Soaring inflation, rising interest rates and fear of recession have hammered consumer discretionary stocks, making them the weakest performing sector of the market so far this year.
The S&P 500 Consumer Discretionary index has slid 18.2% year to date through Aug. 10.
This trend is “entirely in keeping with historical trends,” Bank of America analysts wrote in a commentary. The U.S. is late in the economic cycle, which traditionally means trouble for consumer discretionary stocks.
“The sector underperforms when wage inflation pressures margins [as discretionary is labor-intensive], when rising energy prices crowd out consumption, and when in response the Fed undertakes a tightening cycle.”
This year, among the restaurants the investment bank covers, profit margins have compressed an average of about 400 basis points (4 percentage points) versus 2021 and 200 basis points versus the first half of 2019.
Valuation Considerations
On the valuation front, “compared to long-term averages, the consumer discretionary sector looks expensive on all measures,” such as price-earnings multiples, the analysts said.
“But the sector is dominated by Amazon (AMZN) and Tesla (TSLA), two megacap stocks that bear little resemblance to many of the old-economy stocks in the sector.”

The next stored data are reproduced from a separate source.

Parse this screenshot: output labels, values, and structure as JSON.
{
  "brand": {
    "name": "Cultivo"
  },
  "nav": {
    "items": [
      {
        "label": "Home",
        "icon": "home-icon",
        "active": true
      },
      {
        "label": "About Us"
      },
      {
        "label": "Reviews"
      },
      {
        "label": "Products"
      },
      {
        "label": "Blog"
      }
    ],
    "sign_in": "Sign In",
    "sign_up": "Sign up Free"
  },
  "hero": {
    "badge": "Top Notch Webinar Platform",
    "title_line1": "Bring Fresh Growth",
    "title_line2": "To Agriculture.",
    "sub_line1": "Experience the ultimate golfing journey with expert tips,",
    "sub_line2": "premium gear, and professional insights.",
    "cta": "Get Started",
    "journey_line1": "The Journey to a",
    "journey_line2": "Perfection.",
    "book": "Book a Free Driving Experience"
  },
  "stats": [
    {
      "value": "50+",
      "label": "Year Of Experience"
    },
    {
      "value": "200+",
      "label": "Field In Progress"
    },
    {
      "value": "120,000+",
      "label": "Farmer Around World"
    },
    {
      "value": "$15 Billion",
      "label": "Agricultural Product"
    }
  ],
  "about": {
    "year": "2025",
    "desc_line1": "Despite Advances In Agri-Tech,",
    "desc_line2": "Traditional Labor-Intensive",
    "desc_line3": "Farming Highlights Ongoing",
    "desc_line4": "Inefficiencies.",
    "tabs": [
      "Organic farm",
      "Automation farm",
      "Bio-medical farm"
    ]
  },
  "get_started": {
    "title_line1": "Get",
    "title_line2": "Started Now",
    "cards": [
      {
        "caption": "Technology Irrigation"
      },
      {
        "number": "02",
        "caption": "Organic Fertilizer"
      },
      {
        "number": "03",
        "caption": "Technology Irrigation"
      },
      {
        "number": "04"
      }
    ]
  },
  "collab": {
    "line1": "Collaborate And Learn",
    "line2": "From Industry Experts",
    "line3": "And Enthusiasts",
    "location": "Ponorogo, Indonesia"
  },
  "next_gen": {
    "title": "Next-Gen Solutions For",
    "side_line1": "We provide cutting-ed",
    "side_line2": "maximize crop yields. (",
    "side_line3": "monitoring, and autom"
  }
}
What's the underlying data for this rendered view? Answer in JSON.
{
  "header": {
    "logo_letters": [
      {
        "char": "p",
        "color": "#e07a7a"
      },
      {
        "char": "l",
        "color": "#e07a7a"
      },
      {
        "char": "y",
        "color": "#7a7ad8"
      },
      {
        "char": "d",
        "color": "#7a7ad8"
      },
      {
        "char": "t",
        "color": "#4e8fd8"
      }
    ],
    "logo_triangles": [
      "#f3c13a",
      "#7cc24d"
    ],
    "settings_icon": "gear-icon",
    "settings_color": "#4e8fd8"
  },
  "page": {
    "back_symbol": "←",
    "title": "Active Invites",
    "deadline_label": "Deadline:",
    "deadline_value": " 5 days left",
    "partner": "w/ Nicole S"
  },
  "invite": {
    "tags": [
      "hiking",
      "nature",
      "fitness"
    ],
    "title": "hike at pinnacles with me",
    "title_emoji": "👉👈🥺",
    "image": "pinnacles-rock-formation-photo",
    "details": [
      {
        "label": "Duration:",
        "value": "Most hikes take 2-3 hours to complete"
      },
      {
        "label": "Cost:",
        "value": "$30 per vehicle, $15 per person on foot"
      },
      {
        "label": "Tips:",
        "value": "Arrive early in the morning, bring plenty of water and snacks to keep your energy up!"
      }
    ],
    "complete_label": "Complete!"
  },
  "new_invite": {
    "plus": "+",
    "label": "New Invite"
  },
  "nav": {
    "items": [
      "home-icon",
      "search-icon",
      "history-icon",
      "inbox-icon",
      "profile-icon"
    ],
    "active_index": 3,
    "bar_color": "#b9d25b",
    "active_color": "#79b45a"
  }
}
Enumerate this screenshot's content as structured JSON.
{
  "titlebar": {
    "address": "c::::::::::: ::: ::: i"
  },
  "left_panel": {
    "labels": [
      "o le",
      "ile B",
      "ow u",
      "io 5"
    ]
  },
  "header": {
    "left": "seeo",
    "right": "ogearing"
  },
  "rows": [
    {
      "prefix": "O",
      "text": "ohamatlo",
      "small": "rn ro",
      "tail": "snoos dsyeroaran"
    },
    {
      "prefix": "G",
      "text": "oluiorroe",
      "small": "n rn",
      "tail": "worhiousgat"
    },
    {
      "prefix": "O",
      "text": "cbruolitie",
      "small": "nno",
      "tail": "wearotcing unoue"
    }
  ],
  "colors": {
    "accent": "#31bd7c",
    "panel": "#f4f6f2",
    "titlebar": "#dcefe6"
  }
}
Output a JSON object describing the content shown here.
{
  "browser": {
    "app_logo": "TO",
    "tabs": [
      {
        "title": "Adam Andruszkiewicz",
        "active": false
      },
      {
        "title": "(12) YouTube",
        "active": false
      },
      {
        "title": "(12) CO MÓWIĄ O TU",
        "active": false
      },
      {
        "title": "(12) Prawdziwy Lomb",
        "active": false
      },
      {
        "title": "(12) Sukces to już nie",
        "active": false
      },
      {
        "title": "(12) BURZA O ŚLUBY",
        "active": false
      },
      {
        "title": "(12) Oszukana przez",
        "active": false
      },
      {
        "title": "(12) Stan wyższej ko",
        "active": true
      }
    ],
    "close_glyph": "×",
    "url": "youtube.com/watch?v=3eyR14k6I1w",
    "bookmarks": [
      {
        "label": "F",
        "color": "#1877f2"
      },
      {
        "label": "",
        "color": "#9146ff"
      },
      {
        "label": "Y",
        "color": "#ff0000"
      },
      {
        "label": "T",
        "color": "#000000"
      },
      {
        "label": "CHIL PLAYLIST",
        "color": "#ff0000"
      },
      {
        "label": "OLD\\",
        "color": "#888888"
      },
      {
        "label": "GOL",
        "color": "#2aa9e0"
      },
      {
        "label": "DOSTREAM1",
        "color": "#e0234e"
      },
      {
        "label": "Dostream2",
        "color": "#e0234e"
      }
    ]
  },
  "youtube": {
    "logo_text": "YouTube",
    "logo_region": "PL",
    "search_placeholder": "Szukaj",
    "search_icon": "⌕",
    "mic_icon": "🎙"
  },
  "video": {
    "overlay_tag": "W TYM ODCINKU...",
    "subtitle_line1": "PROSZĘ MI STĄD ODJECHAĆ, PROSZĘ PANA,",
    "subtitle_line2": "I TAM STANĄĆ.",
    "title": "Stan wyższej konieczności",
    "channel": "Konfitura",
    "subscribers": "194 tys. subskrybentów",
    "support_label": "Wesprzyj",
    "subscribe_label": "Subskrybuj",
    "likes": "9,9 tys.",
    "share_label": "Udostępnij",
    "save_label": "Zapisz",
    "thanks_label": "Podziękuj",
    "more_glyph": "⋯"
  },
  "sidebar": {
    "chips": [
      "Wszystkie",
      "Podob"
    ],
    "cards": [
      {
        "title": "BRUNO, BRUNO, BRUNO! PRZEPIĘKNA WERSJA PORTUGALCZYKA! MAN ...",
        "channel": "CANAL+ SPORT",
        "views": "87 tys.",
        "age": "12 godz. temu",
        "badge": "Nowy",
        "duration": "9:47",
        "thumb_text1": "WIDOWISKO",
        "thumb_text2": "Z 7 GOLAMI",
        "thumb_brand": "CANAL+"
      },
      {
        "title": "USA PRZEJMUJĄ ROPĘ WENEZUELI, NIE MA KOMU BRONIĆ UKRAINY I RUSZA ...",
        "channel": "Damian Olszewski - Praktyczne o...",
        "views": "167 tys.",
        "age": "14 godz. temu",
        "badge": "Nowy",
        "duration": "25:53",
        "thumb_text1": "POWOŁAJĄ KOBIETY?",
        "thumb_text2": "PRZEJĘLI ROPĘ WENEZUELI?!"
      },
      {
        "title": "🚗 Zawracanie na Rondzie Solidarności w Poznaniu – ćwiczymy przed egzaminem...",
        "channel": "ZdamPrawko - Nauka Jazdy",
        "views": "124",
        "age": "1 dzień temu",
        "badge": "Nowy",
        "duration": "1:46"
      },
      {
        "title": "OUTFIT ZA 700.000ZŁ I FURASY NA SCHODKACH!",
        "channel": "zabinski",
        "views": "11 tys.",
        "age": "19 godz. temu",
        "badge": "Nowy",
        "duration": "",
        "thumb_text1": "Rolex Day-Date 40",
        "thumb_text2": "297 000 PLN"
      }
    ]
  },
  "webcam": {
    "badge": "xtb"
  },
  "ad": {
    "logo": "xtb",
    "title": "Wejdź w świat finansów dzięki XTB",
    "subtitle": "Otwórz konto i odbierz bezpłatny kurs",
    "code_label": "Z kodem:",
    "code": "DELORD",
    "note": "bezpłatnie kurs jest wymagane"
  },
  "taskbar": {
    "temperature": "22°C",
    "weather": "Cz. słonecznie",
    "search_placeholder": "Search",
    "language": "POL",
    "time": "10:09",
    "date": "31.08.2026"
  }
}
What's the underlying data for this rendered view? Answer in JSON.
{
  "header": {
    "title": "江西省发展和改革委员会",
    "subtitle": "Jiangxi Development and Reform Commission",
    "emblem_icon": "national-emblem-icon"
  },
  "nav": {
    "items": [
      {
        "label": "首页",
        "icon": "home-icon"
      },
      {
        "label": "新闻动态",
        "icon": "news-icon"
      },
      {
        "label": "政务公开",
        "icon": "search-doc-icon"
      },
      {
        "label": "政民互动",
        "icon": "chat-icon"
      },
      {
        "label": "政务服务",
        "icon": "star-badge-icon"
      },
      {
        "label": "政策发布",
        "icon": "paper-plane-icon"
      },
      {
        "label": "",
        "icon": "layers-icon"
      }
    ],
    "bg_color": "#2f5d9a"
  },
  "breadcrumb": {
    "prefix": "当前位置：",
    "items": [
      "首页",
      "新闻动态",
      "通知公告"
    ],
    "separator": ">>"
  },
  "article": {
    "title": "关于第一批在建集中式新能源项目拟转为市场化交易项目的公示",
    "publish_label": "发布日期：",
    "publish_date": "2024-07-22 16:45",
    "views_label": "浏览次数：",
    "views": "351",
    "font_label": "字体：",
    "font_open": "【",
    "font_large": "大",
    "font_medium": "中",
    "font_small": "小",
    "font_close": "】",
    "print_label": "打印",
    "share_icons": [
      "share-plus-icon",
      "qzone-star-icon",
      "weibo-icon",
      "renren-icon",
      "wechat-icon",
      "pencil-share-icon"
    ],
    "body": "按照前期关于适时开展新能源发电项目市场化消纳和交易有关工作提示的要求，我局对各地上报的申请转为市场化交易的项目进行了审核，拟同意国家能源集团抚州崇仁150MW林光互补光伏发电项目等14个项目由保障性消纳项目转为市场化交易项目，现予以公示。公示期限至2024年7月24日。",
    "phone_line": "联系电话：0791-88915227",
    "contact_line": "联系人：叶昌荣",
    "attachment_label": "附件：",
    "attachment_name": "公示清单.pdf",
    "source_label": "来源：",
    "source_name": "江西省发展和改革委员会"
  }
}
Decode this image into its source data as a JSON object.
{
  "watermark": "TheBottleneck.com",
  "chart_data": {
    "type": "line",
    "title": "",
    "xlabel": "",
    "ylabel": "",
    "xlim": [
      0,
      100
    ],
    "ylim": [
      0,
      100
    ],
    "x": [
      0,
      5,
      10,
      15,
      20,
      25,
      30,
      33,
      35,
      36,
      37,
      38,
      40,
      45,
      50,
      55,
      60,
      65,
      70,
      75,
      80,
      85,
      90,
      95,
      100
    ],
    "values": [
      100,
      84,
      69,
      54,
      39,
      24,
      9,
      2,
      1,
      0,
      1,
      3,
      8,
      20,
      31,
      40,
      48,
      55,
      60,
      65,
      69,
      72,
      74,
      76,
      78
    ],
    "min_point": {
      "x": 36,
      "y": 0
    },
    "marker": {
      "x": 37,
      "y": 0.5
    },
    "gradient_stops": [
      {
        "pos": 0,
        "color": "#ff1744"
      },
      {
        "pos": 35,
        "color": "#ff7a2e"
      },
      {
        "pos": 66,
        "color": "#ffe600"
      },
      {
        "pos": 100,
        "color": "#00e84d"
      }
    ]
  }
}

If you take out those two, “the sector still looks expensive” -- but cheap in terms of forward price-earnings multiples, the analysts said.
“Small-caps in the sector also look inexpensive on most measures and versus large peers,” they said.
It’s no surprise that “sentiment on the discretionary sector is deeply negative,” the analysts said. “Since the second quarter of 2021, inflation has risen to the top of the list of investor concerns.”
Also, “in July, our Fund Managers Survey showed investors sold out of consumer discretionary, the sector with the largest underweight, and shifted into to defensive sectors,” the analysts said.
“Our client-flows data do show some signs of improving sentiment but off a depressed level.”
As the Fed Turns …
But Bank of America economists expect the Fed to reverse raising rates and start cutting them in next year’s third quarter.
“Consumer discretionary stocks materially outperform during Fed easing cycles,” the analysts said. So which stocks are most poised to rebound? Here is Bank of America's list:
· Starbucks (SBUX)
· Lululemon Athletica (LULU)
· Harley Davidson (HOG)
· Home Depot (HD)
· Lowe’s (LOW)
· Floor & Decor (FND)
· D.R. Horton (DHI)
As for coffee-bar giant Starbucks, it could be a “beneficiary of increased consumption in both the U.S. and China and of the multiple expansion [that] lower rates would trigger for growth stocks,” the analysts said.
Turning to apparel retailer Lululemon, they see it as “well positioned to benefit in a falling rate environment, receiving a boost from a lower cost of capital and having one of the strongest growth profiles amongst retailers."
And as for Home Depot, Lowe’s and Floor & Décor, “hard-line retail as a category has generally outperformed the S&P 500 during rate-cutting cycles, [and] one subsector that stands out as a more direct beneficiary of lower rates is the home-improvement retailers,” the analysts said.